Parallel to their construction of an alleged genocide in Kosovo, Serb nationalists began alleging the imminent repetition of the Ustashe genocide of World War II, which was all too real and all too recent. The atrocities of World War II were relived continually in the Belgrade media along with the standard use of generic blame familiar from Kosovo. Just as Kosovo Albanians were, as a group, held responsible for German collaborators in World War II, all Croats came under suspicion for Ustashe activities in World War II. Both sides manipulated numbers. Serb nationalists claimed that anywhere from 700,000 to more than a million Serbs were killed at Jasenovac. Croat nationalist and historian Franjo Tudjman started low (60,000) and kept revising downward. In such an environment, every sign becomes a symbol, every symbol becomes charged. Thus, a provocative ruling by the newly independent Croatian state limiting the official use of the Cyrillic alphabet, used by Serbs in certain areas, inflamed

Serb fears and angers. The adoption by the Croat state of a flag based upon the checkerboard pattern was, for Croat nationalists, an assertion of an ancient Croatian symbol dating back into the medieval times; for many Serbs, the checkerboard was the prime symbol of their Ustashe persecutors of World War II.

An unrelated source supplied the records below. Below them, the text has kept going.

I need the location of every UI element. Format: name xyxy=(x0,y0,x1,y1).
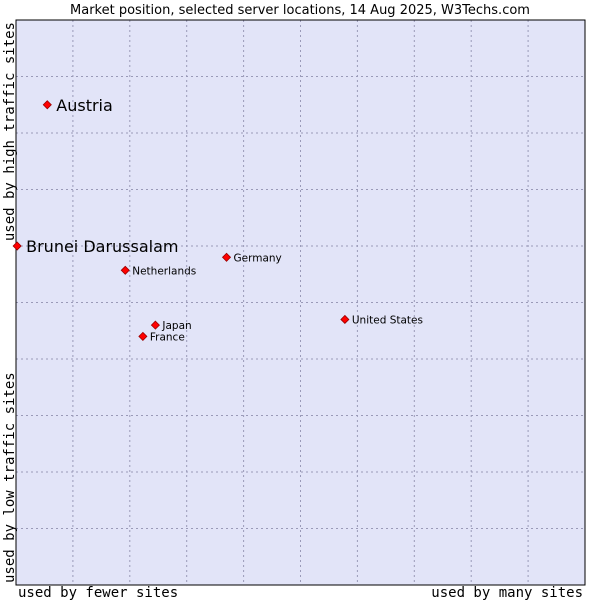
point-marker-france xyxy=(138,331,148,341)
point-brunei-darussalam: Brunei Darussalam xyxy=(12,237,179,256)
point-netherlands: Netherlands xyxy=(120,265,196,277)
chart-title: Market position, selected server locatio… xyxy=(70,3,530,18)
y-axis-label-top: used by high traffic sites xyxy=(2,22,18,241)
point-label-germany: Germany xyxy=(234,252,282,264)
point-marker-brunei-darussalam xyxy=(12,241,22,251)
point-france: France xyxy=(138,331,185,343)
point-united-states: United States xyxy=(340,314,423,326)
point-germany: Germany xyxy=(221,252,282,264)
point-marker-united-states xyxy=(340,314,350,325)
point-marker-austria xyxy=(42,100,52,110)
point-label-france: France xyxy=(150,331,185,343)
point-label-austria: Austria xyxy=(56,96,113,115)
point-label-japan: Japan xyxy=(161,320,191,332)
point-label-united-states: United States xyxy=(352,314,423,326)
data-points: Austria Brunei Darussalam Germany Netherlan… xyxy=(12,96,423,343)
point-marker-germany xyxy=(221,252,232,262)
point-label-brunei-darussalam: Brunei Darussalam xyxy=(26,237,178,256)
grid xyxy=(16,20,585,585)
point-label-netherlands: Netherlands xyxy=(132,265,196,277)
y-axis-label-bottom: used by low traffic sites xyxy=(2,372,18,583)
plot-frame xyxy=(15,19,586,586)
point-marker-japan xyxy=(150,320,160,330)
point-japan: Japan xyxy=(150,320,192,332)
x-axis-label-left: used by fewer sites xyxy=(18,585,178,600)
point-austria: Austria xyxy=(42,96,113,115)
point-marker-netherlands xyxy=(120,265,130,275)
x-axis-label-right: used by many sites xyxy=(431,585,583,600)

Serb clergy and Serb nationalists began to disinter the remains of Serb victims of the Ustashe in World War II. Ignoring the fact that thousands of Croats fought against the Ustashe and Nazis in World War II, Serb nationalists used this grim exercise to reiterate their charge of generic Croat responsibility for collaboration with the Nazi regime. The Croatian people were genocidal by nature, the Serb nationalists maintained, and would carry out their genocide again; indeed, they were already planning a repeat of Jasenovac. As late as 1995, Bosnian Serb President Radovan Karadzic contended that in 1992 Croatians were prepared to repeat the World War II genocide against the Serbs.[21]

The Bosnian Muslims were also targeted with the generic blame of Serb nationalism. During World War II, Bosnian Muslims were caught on all sides of the battle lines; some fought with the Ustashe, many with the Partisans, and many others were massacred by both Ustashe and Chetniks. Indeed, the proportion of Bosnian Muslims killed in World War II rivaled that of the Bosnian Serbs. The Nazis recruited Bosnian Muslims into two divisions of the SS. Those two divisions have been used as an emblem to identify Bosnian Muslims with Nazi atrocities of World War II, ignoring the major role played by other Bosnian Muslims in the Partisan resistance and in saving the lives of Jewish and Serb neighbors.[22] The writings of politician Vuk Draskovic were especially important in stirring up hatred against all Croats and Muslims. Draskovic portrayed Muslims as Serbs who

betrayed their race by converting to Islam and, within the context of World War II, as sadistic monsters.[23]

Lazar's bones were paraded around Bosnia, tying the bones of the victims of the Ustashe to the bones of the Christ-Prince. The pain and anger of living memory (most Serbs had family members who perished in World War II) combined with the pain and anger of mythic time; Jasenovac and 1389 were brought into a single moment in the present. Accompanying the procession of Lazar's relics in Bosnia was a proclamation about enemies of "long-suffering Serbs": "We will do our utmost to crush their race and descendants so completely that history will not even remember them."[24]